• Question: what is the chance of a child having purple eyes and what causes their eyes to be purple?

    Asked by Rachel to Matt on 8 Mar 2018.
    • Photo: Matt Bawn

      Matt Bawn answered on 8 Mar 2018:


      I remember reading (on the internet so be cautious of what I say) a few years ago that the incidence of purple eyes is around 1 in a million. Now when I try and search it seems there is alot of controversy anout whether the even exist!
      In the end I found this reference: https://www.nature.com/articles/jhg2010126

      which states:

      “Red and violet eyes come from a lack of pigment. The red appearance is the reflection of the eye’s blood vessels. When there is too little pigment to produce a strong blue color, the red reflections interact with the small amount of blue, producing a violet color.”
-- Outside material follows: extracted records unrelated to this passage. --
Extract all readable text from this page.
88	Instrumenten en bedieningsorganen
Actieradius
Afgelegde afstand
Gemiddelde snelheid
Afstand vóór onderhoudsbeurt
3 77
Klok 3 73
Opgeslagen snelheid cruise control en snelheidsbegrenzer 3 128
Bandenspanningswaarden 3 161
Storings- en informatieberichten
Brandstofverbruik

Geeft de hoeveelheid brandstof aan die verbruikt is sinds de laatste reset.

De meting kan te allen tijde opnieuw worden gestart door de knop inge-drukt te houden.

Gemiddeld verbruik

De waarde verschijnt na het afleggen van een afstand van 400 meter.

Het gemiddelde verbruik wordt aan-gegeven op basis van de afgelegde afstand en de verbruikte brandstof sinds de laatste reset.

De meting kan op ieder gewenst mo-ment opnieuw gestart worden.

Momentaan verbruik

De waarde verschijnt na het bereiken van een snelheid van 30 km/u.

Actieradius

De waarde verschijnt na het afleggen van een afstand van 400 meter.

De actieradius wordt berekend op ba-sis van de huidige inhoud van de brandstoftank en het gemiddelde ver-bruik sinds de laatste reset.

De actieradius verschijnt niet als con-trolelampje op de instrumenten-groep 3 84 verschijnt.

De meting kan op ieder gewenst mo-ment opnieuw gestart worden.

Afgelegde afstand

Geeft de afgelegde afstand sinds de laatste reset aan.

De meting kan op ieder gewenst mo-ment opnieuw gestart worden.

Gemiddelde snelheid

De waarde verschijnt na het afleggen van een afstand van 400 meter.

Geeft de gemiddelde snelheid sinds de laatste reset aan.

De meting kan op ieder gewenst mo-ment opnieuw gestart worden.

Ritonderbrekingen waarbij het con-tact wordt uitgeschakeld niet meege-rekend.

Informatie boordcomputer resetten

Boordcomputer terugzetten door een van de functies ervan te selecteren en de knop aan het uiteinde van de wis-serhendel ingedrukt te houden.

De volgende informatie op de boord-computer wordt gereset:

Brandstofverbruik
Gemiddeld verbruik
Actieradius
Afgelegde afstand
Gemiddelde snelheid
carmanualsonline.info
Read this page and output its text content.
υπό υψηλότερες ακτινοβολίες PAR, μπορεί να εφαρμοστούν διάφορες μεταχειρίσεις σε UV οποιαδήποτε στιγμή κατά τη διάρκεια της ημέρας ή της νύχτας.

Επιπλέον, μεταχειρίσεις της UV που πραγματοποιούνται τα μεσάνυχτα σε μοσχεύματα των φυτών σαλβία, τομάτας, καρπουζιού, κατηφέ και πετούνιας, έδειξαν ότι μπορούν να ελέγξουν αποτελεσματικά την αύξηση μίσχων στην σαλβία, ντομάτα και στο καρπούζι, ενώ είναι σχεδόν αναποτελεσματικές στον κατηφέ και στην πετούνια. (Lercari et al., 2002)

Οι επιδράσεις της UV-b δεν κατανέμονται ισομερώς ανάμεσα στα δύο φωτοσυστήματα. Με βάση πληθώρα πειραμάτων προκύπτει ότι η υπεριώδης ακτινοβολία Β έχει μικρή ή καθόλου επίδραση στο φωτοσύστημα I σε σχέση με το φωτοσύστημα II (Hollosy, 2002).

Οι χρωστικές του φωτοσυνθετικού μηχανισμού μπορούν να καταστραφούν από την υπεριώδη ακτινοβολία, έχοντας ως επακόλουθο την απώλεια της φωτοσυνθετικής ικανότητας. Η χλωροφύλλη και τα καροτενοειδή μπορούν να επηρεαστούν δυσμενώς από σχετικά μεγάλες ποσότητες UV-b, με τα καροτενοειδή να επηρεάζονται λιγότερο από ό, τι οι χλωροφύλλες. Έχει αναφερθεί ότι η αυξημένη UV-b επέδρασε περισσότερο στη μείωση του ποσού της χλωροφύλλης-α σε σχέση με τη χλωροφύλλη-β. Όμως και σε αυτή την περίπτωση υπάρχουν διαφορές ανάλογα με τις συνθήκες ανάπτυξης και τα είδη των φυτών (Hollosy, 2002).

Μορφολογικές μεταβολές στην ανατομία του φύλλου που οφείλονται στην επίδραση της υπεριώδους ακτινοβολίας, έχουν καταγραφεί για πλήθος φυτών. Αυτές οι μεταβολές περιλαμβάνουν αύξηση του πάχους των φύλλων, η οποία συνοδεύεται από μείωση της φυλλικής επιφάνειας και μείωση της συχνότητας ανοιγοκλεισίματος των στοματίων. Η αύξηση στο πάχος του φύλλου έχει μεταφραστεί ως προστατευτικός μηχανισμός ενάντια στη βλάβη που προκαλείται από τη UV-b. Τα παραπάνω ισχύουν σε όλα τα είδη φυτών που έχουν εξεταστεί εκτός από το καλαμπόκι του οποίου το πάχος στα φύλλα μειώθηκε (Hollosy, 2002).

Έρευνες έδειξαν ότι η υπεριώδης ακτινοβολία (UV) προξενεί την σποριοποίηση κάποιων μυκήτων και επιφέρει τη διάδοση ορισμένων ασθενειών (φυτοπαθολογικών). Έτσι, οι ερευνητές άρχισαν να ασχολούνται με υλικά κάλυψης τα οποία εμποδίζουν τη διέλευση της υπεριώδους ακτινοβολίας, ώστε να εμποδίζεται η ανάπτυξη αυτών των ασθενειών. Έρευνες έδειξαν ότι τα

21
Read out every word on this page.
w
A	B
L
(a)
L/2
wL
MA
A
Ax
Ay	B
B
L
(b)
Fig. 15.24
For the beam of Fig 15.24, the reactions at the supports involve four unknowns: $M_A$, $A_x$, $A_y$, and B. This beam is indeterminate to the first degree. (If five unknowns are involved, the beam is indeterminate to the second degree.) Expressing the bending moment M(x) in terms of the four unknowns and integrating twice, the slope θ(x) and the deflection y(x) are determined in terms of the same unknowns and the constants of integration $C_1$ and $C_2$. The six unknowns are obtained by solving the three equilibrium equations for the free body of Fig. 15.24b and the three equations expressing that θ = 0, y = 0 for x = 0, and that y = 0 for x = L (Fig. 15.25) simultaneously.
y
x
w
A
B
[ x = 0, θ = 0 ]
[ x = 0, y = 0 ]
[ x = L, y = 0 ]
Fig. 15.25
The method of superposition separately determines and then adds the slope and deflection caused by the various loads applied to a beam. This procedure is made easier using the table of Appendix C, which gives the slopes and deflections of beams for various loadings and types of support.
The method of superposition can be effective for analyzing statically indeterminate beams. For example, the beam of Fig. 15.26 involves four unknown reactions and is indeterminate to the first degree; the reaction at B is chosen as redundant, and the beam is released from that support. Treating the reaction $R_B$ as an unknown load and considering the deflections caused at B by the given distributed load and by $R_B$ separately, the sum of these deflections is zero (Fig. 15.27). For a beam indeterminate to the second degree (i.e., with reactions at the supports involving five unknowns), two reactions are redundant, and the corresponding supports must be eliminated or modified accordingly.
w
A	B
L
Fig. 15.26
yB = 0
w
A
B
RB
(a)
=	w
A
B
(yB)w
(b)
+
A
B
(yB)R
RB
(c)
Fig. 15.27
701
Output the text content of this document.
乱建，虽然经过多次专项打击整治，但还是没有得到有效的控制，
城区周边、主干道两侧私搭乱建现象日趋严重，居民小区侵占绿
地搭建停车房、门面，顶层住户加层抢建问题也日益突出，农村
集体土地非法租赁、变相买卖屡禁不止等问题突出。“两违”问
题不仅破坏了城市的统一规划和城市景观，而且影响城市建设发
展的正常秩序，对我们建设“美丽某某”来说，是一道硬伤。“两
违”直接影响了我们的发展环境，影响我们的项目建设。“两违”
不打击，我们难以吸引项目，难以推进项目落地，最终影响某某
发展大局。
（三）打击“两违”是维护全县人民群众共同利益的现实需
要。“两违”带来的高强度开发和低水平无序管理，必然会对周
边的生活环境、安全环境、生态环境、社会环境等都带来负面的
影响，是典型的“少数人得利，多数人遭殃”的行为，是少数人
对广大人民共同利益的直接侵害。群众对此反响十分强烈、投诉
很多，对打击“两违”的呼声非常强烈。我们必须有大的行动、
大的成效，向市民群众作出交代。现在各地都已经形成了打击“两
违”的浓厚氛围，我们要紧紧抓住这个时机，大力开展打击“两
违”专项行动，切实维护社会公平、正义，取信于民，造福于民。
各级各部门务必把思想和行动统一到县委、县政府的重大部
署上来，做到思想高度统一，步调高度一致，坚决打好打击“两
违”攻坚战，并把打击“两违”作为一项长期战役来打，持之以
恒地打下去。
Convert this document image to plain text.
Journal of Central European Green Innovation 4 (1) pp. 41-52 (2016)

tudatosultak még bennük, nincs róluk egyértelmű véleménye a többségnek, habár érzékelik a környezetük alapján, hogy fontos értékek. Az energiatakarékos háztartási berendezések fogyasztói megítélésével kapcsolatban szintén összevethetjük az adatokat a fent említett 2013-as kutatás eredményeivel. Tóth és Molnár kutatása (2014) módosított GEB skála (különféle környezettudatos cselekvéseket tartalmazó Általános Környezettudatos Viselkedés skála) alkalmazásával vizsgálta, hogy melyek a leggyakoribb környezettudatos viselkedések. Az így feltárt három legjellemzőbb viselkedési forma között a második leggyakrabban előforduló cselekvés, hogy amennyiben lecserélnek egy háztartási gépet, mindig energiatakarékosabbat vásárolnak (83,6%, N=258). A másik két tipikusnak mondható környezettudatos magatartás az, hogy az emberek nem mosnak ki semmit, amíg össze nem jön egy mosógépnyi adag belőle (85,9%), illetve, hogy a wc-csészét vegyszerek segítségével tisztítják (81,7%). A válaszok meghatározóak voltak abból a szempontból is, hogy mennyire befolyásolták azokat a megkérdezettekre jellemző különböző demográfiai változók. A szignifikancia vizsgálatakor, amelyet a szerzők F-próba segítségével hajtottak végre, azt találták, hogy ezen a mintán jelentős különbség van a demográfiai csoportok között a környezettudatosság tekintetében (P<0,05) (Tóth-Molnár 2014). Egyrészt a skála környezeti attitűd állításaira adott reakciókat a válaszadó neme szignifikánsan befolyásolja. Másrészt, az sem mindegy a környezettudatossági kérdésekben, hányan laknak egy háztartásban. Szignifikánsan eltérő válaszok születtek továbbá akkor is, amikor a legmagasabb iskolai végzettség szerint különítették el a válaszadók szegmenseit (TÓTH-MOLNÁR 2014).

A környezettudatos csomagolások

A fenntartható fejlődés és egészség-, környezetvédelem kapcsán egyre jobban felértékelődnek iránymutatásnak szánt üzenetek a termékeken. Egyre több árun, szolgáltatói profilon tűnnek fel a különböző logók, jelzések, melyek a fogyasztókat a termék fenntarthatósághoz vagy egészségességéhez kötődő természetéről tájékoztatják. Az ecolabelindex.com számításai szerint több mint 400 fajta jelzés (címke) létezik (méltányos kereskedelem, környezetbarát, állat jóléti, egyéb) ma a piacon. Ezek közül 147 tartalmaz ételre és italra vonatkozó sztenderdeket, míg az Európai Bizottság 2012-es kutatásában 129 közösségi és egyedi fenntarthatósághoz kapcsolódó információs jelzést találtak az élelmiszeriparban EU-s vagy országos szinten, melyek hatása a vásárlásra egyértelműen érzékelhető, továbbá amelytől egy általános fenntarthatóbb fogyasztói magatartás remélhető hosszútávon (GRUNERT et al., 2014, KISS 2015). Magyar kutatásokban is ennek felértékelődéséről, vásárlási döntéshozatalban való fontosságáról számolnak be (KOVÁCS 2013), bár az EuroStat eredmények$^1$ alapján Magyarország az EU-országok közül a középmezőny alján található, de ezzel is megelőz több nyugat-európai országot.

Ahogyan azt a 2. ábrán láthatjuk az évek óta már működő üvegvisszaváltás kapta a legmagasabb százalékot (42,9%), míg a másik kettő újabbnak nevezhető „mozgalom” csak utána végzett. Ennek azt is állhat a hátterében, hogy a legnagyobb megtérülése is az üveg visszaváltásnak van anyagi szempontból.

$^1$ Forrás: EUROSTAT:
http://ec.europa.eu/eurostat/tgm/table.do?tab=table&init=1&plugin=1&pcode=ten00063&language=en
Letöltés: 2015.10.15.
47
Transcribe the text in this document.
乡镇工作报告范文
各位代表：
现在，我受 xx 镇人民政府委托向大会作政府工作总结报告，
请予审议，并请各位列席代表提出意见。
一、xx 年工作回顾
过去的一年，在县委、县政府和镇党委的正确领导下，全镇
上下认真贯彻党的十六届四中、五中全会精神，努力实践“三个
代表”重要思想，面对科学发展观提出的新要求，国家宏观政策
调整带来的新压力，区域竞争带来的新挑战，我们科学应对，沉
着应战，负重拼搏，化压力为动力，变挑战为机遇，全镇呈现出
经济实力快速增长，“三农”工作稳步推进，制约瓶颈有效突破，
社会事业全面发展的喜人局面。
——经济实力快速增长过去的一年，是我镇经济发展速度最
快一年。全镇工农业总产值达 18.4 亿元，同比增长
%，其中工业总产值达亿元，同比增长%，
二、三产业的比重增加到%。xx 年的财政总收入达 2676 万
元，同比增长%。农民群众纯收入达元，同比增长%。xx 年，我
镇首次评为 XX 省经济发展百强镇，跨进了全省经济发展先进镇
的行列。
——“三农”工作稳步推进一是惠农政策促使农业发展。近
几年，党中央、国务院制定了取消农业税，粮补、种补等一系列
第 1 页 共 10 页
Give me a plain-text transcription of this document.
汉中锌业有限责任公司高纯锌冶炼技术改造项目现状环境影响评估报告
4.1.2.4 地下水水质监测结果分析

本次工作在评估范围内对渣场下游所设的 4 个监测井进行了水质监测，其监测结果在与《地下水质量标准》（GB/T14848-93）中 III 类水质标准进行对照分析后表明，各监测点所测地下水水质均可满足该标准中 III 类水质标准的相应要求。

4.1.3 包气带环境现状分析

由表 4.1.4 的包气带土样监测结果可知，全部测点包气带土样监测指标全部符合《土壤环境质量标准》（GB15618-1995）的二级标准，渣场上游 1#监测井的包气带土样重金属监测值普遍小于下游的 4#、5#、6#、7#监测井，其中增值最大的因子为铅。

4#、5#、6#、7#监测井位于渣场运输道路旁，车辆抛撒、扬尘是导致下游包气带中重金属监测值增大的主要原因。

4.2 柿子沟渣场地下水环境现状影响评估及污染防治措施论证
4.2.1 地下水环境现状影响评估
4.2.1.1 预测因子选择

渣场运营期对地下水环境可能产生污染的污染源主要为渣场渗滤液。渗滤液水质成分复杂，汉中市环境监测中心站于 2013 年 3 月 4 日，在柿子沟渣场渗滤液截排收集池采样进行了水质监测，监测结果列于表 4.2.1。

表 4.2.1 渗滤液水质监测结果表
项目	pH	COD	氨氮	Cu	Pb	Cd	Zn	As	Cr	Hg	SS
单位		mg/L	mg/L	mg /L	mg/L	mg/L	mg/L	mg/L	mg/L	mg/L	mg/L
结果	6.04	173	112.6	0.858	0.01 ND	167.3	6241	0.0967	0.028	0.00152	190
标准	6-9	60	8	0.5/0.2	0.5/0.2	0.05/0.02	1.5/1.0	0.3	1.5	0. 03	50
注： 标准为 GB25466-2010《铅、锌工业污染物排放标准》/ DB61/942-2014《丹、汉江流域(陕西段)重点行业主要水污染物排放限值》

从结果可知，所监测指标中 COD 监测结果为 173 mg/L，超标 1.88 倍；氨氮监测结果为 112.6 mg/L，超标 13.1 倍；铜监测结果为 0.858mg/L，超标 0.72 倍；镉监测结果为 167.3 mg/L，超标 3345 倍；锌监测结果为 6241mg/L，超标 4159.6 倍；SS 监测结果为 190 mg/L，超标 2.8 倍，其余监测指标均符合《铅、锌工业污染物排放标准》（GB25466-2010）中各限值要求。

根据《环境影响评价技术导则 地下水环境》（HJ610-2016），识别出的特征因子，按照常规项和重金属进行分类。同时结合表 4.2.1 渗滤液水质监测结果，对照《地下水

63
      Now as this was in the journal of human genetics I wouldn’t immediately dismiss it. and it does reference another paper:

      which has something interesting to say about how we think about the genetics of eye colour: https://www.sciencedirect.com/science/article/pii/S0168952504001593?via%3Dihub

      “Although not common, two blue-eyed parents can produce children with brown eyes. The apparently non-mendelian examples of iris colour transmission from parents to offspring, combined with the quantitative nature of iris pigmentation indicate that the inheritance of this apparently simple trait as a dichotomous value must be reconsidered. The use of eye colour as a paradigm for ‘complete’ recessive and dominant gene action should be avoided in the teaching of genetics to the layperson, which is often their first encounter with the science of human heredity.”

      So maybe more research is needed.